As an example, let’s say we have 3 ISBNs with their associated ID numbers:
How can I cluster all of these IDs together, seeing that the first ISBN matches the second by virtue of ID 2878, and the second ISBN is connected to the third by virtue of ID 2879.
@Cosmo72 Can I assume that your list may be “infinitely” long and the associated ISBNs are not physically adjacent to each other? Is it possible to provide a sample dataset?
Thanks for helping out! You are correct that the list may be infinitely long (generally up to about 15,000 lines) and the ISBNs are sometimes, but not always in rows that are adjacent to each other. I will attach a test file. The particular problem I am trying to solve is illustrated in lines 125, 126, 127. In these entries for the book " A House Divided?", you will see that line 125 has the ISBNs 0919666132, 9780919666139, line 126 has the ISBN 0919666132 and line 127 has the ISBN 9780919666139. I need a solution that would capture all of these titles as the same book.
Tnx for sharing a sample file. This is not straight forward. Do you have any idea what the output should look like? You can e.g. create a network graph, to see how isbn and the book_id’s are related. I have not enough knowledge about the configuration of the KNIME Network Nodes. But maybe its is possible to extract the cluster created in these graphs. isbn_network.knwf (126.0 KB)
Wow, that is really cool! I did not know that could be accomplished in KNIME. I will remember it for other projects. But for this one, the output I am looking for is simply a condensed list of titles, with a new column containing the IDs which were included in the collapsed title.

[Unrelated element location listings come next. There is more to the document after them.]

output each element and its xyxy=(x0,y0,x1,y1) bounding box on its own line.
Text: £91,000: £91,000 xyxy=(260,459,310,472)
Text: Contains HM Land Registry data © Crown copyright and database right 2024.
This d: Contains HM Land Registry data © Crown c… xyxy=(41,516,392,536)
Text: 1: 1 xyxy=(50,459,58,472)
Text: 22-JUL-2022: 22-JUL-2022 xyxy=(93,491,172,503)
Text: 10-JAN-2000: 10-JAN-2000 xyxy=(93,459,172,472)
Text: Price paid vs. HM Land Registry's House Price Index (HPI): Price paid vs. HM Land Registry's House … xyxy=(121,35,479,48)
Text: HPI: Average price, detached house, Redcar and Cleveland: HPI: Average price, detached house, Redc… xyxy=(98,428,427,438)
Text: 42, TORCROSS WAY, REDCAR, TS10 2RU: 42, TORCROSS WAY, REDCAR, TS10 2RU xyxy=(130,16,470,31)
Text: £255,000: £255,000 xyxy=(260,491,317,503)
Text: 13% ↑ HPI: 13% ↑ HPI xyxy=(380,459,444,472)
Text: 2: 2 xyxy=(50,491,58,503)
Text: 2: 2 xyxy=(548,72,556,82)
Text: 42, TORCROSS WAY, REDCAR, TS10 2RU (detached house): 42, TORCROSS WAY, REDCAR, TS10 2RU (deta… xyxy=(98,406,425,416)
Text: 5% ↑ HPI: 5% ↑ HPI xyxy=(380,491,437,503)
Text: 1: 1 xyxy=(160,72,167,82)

I think this workflow does what you want. The titles were pretty dirty and needed some preprocessing to make them uniform. I haven’t spent much time QAing the workflow or splitting the output into separate columns. I thought I’d get your comments first.
I made a few changes. A few of the titles had the “remainder” included in the main title. I removed those so the grouping would be consistent. I also added an entry counter so you can see how many times a title appears in the original list.
Thanks for taking the time to work on this. While some aspects of what you present here will be useful for my workflow (and future workflows), it doesn’t address some of the data problems I am trying to overcome. For example, I cannot simply group on title alone, because there are often multiple editions of these titles and I need to treat each edition as a distinct entity. Also, titles are often not entered exactly the same, so a group on title will inevitably miss some that have been entered in a non-standard way. With no field being a good “groupby” candidate, I was hoping to find a solution that was based on the ISBN numbers themselves.
I will keep working on it, but would like to thank you for your generosity in trying to find a solution!
A question: Are the ISBN numbers manually input into your database? If so, they’re as likely to have errors as the book titles.
An obsvervation: Some of your entries have no ISBNs and the secondary identifiers don’t match. See the example below. Unless these are truly different books with the same title, you’ll mever match them with ISBNs alone.
Yes, the ISBNs are enter by humans, and yes they sometimes contain mistakes. You are correct in observing that ISBN matching will not be able to match all the titles. This is an only component of a much larger workflow that takes into consideration other match keys that are generated from the data (i.e. title, author date, etc.). The matching is done in sequences, each time collapsing the list, until no more matches can be made.